In 2016, as I reported in this post, a beaked whale stranded on the cost of Alaska was determined to be a likely new species.  It now becomes the third whale formally described from its genus. Leading U.S. cetologist James G. Mead and several colleagues from Japan wrote the description.  Berardius minimus is distinguished from its cousins by "...remarkably smaller body size of physically mature individuals, proportionately shorter beak, darker body colour…" 
Japanese whalers and fishermen knew of the smaller, darker beaked whalefor a long time and had their own name for it, “kuro-tsuchi." A specimen 6.2m was stranded in Hokkaido in 2012 but was misidentified as an existing species. Indeed, the scientists who wrote the description used "three individuals from Hokkaido and one additional individual from the United States National Museum of Natural History collection."   

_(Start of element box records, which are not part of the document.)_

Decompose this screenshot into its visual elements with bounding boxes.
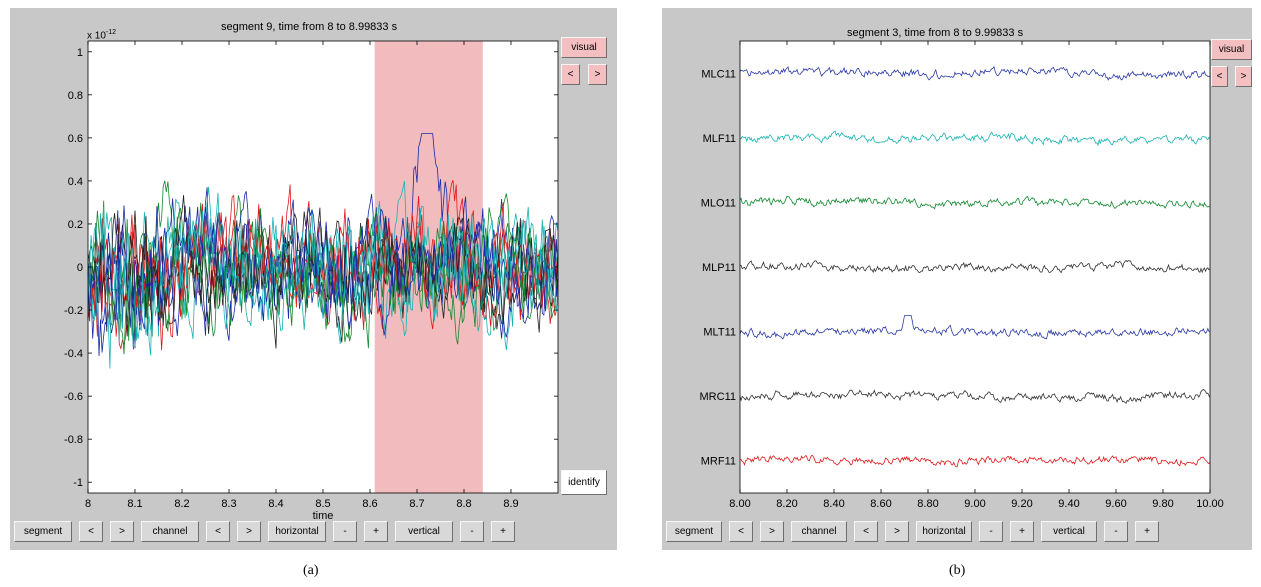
y-tick-label: -1 [73, 477, 83, 489]
y-tick-label: -0.4 [64, 348, 83, 360]
toolbar-b-button-0[interactable]: segment [666, 521, 722, 542]
exponent-base: x 10 [87, 30, 106, 42]
trace-mlo11 [739, 195, 1211, 210]
figure-b-caption: (b) [949, 563, 966, 578]
figure-b-plot: MLC11 MLF11 MLO11 MLP11 MLT11 MRC11 MRF11 8.00 8… [700, 40, 1224, 510]
trace-6 [87, 205, 559, 345]
toolbar-b-button-9[interactable]: vertical [1041, 521, 1097, 542]
toolbar-a-button-3[interactable]: channel [141, 521, 199, 542]
toolbar-a-button-9[interactable]: vertical [395, 521, 453, 542]
figure-b-window: segment 3, time from 8 to 9.99833 s MLC1… [662, 8, 1252, 550]
toolbar-a-button-7[interactable]: - [333, 521, 357, 542]
figure-a-plot: 1 0.8 0.6 0.4 0.2 0 -0.2 -0.4 -0.6 -0.8 -18 8.1 8.2 8… [64, 40, 559, 522]
x-tick-label: 8.9 [503, 498, 518, 510]
x-tick-label: 8.00 [729, 498, 750, 510]
visual-button-b[interactable]: visual [1211, 39, 1252, 60]
figure-a-caption: (a) [303, 563, 319, 578]
x-tick-label: 8.8 [456, 498, 471, 510]
channel-label-mlo11: MLO11 [701, 197, 736, 209]
x-tick-label: 8.6 [362, 498, 377, 510]
toolbar-b-button-6[interactable]: horizontal [916, 521, 972, 542]
toolbar-b-button-7[interactable]: - [979, 521, 1003, 542]
y-tick-label: -0.8 [64, 434, 83, 446]
x-tick-label: 9.40 [1058, 498, 1079, 510]
trace-8 [87, 184, 559, 338]
channel-label-mlt11: MLT11 [703, 327, 736, 339]
channel-label-mlc11: MLC11 [701, 68, 736, 80]
toolbar-a-button-8[interactable]: + [364, 521, 388, 542]
x-axis-label: time [313, 510, 334, 522]
y-tick-label: 0.6 [68, 133, 83, 145]
y-axis-exponent: x 10-12 [87, 29, 116, 41]
y-tick-label: 0.4 [68, 176, 83, 188]
trace-mlp11 [739, 259, 1211, 274]
figure-a-window: segment 9, time from 8 to 8.99833 s x 10… [10, 8, 617, 550]
trace-7 [87, 193, 559, 355]
trace-11 [87, 181, 559, 369]
plot-background [740, 41, 1210, 493]
toolbar-a-button-0[interactable]: segment [14, 521, 72, 542]
toolbar-b-button-11[interactable]: + [1135, 521, 1159, 542]
next-button[interactable]: > [588, 64, 607, 85]
toolbar-b-button-3[interactable]: channel [791, 521, 847, 542]
toolbar-b-button-8[interactable]: + [1010, 521, 1034, 542]
x-tick-label: 8.20 [776, 498, 797, 510]
identify-button[interactable]: identify [561, 470, 607, 495]
exponent-power: -12 [105, 29, 117, 36]
x-tick-label: 10.00 [1196, 498, 1224, 510]
trace-mrc11 [739, 389, 1211, 404]
channel-label-mrf11: MRF11 [701, 456, 736, 468]
toolbar-a-button-1[interactable]: < [79, 521, 103, 542]
y-tick-label: 1 [77, 47, 83, 59]
x-tick-label: 8.40 [823, 498, 844, 510]
prev-button[interactable]: < [561, 64, 580, 85]
channel-label-mlp11: MLP11 [702, 262, 736, 274]
y-tick-label: 0.2 [68, 219, 83, 231]
toolbar-b-button-10[interactable]: - [1104, 521, 1128, 542]
x-tick-label: 8 [85, 498, 91, 510]
figure-a-title: segment 9, time from 8 to 8.99833 s [221, 21, 398, 33]
x-tick-label: 8.3 [221, 498, 236, 510]
prev-button-b[interactable]: < [1211, 66, 1228, 87]
trace-mrf11 [740, 454, 1211, 468]
x-tick-label: 9.20 [1011, 498, 1032, 510]
toolbar-b-button-5[interactable]: > [885, 521, 909, 542]
toolbar-a-button-5[interactable]: > [237, 521, 261, 542]
y-tick-label: 0 [77, 262, 83, 274]
next-button-b[interactable]: > [1235, 66, 1252, 87]
x-tick-label: 8.5 [315, 498, 330, 510]
toolbar-a-button-11[interactable]: + [491, 521, 515, 542]
toolbar-a-button-4[interactable]: < [206, 521, 230, 542]
y-tick-label: 0.8 [68, 90, 83, 102]
x-tick-label: 8.2 [174, 498, 189, 510]
x-tick-label: 9.80 [1152, 498, 1173, 510]
trace-mlt11 [739, 315, 1211, 340]
x-tick-label: 9.60 [1105, 498, 1126, 510]
x-tick-label: 8.1 [127, 498, 142, 510]
x-tick-label: 8.80 [917, 498, 938, 510]
trace-mlf11 [739, 130, 1211, 147]
y-tick-label: -0.2 [64, 305, 83, 317]
visual-button[interactable]: visual [561, 37, 607, 58]
toolbar-b-button-1[interactable]: < [729, 521, 753, 542]
x-tick-label: 8.7 [409, 498, 424, 510]
x-tick-label: 8.4 [268, 498, 283, 510]
x-tick-label: 9.00 [964, 498, 985, 510]
x-tick-label: 8.60 [870, 498, 891, 510]
toolbar-b-button-4[interactable]: < [854, 521, 878, 542]
figure-b-title: segment 3, time from 8 to 9.99833 s [847, 27, 1024, 39]
toolbar-b-button-2[interactable]: > [760, 521, 784, 542]
toolbar-a-button-2[interactable]: > [110, 521, 134, 542]
toolbar-a-button-10[interactable]: - [460, 521, 484, 542]
trace-mlc11 [739, 65, 1211, 81]
toolbar-a-button-6[interactable]: horizontal [268, 521, 326, 542]
channel-label-mlf11: MLF11 [703, 133, 736, 145]
channel-label-mrc11: MRC11 [700, 391, 736, 403]
y-tick-label: -0.6 [64, 391, 83, 403]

The whale's big leap into recognition began when a stranded specimen in Alaska's Prilobof Islands was seen by a biology teacher, who thought it was significant and called a seal researcher he knew, She in turn decided it was significant, not to mention odd, and called n a cetologist, and it went on from there, through the long, hard work of comparing it to identified and unidentified skeletal material and testing its DNA.   So this case is a good reminder that "collected" doesn't always mean "classified," and "identified as a new species" takes a while to become "described." 
This makes 22 species in the enigmatic group known as the beaked whales, and no one can be sure we know them all.  
Photograph from 2016 by Karin Holser, who helped identify the species in the field: I believe this is educational / scientific "fair use." I emailed Holser about it but did not hear back. Note the specimen had been stranded long enough that its characteristic dark coloration has faded, although Mead et. al. note the color is not 100 percent distinguishing from Berardius bairdii, whose range it overlaps.